Regarding the limitations of this approach, I'm fully aware that it isn't perfect, and it was never intended to be. It was just a quick experiment to see if the concept was feasible—and it seems that, at least sometimes, it is. Thank you all for the continued support."
https://news.ycombinator.com/item?id=41294067
Probably don't spend too much time getting this running, folks.
Reality is that current media are mouthpieces of the rich designed to make us act against our own interest and help widen the wealth gap.
These media companies are parasites.
There was a service that promised this a while back, but IIRC mozilla bought and killed it.
How many sites would you end up splitting that across? For people who click a lot of links on Hacker News or other social media that could be a dozen or more, easily. Depending on your clicking patterns that could descend into sub-$1 amounts
Meanwhile sites like the New York Times charge $25/month and don’t have to split it with anyone.
I think all of the micropayment or pass-type ideas suffer from the same problem: The dollar amounts people imagine paying are an order of magnitude less than what sites are already charging their customers. There’s a secondary problem where many of the people (not you specifically, just in general) who claim they’d pay for such a pass would move the goalposts as soon as it was available: Either it’s too expensive, they just don’t feel like paying it, or they come up with another justification to continue using paywall bypasses instead of paying anything.
For news? Two, I guess.
My newspaper used to have two sources: local news from their local reporters, and then AP stuff.
That's over 30 articles per day, again at a 5x rate than advertising will return. Will there users that read vastly more than that? Sure. But there's also many readers that will under-utilize the service too.
Just take a look at how YouTube Premium is doing, many creators report that their premium revenue vastly outpaces ad-supported viewers on a per-view basis.
If the revenue doesn't make sense, then you could supplement the revenue with ads for users who exceed a soft cap, or have tiered subscriptions. Something like a basic (1k articles per month)ad-supported subscription for $4, basic ad-free for $6, and unlimited ad-free for $10.
My local newspaper charges $1/4-weeks for N months, then rockets to $30/4-weeks after (and it still has ads and an absurd number of trackers!). There are 13 4-week spans in a year, rather than the usual 12 months everyone else prices on.
If you try to cancel online they give you repeat offers to temporarily lower the price back to $4/mo (until recently you couldn't cancel online at all).
If they just charged $5/mo forever and removed ads for it, I'd probably subscribe perpetually... but instead I don't even bother with their nonsense and use a combination of archive.is and reader mode to steal it. I can get 1/3 of their content online free anyway from AP News directly.
I think about Steam a lot -- piracy goes down tremendously when it's easier and better to just not pirate games.
Edit: Microtransactions as in micropayments.
I assume you mean micro payments?
Since the dawn of a more commercial internet (80's?) this has been pointed out as the holy grail, for example to replace ads and newspaper subscriptions.
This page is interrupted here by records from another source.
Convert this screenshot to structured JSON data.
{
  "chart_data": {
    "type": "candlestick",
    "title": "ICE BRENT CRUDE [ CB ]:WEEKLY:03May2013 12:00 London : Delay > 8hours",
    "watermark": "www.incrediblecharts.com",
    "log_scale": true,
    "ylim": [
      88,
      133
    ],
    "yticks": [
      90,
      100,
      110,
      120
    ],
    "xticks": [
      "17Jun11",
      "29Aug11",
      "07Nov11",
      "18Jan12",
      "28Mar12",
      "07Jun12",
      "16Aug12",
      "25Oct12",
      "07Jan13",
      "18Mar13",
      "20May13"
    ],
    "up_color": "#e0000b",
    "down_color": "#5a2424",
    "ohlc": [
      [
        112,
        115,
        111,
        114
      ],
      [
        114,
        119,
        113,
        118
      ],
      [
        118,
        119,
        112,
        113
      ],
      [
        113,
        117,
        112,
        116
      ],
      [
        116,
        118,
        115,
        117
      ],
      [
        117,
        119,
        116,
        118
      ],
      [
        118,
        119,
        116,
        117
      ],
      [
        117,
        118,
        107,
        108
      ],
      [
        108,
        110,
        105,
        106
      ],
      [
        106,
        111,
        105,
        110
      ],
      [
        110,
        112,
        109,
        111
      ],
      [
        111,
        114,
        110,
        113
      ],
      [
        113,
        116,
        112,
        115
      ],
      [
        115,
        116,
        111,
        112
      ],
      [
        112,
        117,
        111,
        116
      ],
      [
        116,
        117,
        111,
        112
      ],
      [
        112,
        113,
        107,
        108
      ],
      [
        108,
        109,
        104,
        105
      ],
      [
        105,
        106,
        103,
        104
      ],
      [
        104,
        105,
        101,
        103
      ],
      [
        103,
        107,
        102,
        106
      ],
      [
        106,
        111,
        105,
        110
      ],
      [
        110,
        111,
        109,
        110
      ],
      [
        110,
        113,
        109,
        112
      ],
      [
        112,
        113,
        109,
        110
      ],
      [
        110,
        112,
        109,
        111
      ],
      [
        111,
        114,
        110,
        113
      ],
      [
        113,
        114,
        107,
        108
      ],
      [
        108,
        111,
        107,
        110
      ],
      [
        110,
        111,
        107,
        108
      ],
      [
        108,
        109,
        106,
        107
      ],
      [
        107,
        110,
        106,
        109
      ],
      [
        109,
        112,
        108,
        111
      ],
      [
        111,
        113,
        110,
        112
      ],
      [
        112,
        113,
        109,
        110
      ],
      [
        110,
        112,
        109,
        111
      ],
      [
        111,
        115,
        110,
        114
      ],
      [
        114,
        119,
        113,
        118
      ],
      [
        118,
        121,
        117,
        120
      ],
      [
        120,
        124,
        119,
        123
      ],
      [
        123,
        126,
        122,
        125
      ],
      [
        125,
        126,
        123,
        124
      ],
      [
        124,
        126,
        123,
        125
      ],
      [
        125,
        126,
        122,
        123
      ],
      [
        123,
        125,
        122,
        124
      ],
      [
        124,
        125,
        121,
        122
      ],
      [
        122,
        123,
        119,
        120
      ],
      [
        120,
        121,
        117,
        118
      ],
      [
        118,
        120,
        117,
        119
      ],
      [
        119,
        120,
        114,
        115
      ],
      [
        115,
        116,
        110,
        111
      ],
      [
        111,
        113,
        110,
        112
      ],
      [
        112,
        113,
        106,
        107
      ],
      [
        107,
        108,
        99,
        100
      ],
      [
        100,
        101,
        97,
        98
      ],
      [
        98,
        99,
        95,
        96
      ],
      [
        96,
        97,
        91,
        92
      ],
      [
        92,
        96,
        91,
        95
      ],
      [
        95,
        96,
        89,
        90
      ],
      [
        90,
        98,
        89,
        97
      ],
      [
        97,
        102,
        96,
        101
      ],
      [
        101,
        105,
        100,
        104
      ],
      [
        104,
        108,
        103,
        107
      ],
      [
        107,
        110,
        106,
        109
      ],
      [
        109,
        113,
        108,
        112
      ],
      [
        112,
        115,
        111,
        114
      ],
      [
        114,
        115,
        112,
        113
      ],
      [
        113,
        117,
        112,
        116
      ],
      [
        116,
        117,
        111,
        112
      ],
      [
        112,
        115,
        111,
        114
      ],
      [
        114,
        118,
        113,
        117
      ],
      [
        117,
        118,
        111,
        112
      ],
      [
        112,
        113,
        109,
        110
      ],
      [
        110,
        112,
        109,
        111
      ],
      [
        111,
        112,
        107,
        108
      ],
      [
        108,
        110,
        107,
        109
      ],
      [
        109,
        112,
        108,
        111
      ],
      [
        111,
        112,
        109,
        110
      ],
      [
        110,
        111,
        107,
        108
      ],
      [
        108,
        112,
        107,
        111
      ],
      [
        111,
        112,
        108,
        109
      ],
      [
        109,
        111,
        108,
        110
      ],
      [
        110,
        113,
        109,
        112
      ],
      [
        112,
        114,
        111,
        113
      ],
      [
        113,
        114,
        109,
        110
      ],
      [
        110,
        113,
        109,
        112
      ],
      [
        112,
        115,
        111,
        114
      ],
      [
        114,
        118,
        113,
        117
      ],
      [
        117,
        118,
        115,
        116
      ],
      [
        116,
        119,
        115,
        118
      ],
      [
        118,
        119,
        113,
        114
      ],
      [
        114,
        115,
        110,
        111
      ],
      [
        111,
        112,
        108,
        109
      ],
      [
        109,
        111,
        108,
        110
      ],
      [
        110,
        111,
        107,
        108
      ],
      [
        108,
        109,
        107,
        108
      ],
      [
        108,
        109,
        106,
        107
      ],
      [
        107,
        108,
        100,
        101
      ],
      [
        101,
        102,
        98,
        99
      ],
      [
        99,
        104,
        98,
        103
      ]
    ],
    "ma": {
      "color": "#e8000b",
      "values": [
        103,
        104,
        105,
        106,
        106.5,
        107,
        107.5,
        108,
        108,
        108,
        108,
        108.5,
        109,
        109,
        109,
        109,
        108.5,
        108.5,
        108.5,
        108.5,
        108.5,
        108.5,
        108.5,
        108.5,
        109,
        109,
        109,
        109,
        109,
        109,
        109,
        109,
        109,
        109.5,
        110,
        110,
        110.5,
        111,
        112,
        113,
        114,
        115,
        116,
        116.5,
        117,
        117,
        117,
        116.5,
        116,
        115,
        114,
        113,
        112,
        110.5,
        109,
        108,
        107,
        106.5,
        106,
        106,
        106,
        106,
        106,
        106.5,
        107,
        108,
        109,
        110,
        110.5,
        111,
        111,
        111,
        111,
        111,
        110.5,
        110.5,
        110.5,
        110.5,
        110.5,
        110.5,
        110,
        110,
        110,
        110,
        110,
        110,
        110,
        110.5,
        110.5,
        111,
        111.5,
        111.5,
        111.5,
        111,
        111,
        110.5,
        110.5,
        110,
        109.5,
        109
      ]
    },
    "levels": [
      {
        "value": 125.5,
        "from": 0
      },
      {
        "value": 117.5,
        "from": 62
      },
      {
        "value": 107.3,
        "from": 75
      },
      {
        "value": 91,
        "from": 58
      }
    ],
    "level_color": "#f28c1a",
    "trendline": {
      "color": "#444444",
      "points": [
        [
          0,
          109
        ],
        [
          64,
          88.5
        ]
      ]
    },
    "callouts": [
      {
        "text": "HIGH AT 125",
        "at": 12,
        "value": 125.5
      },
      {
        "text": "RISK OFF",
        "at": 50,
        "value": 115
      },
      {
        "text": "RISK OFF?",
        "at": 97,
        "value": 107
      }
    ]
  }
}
So how do you think this could now materialize? In general I think individual financial transactions are getting more expensive, making micro payments even more unlikely then ever before.
I would subscribe to a local news provider but I see no reason to ever subscribe to a national news outlet.
[1] https://gitflic.ru/user/magnolia1234
[2] https://gitflic.ru/project/magnolia1234/bypass-paywalls-fire...
Anything public and online is accesible. These guys just motivated a bunch of other people to build more tools to fuck with paywalls.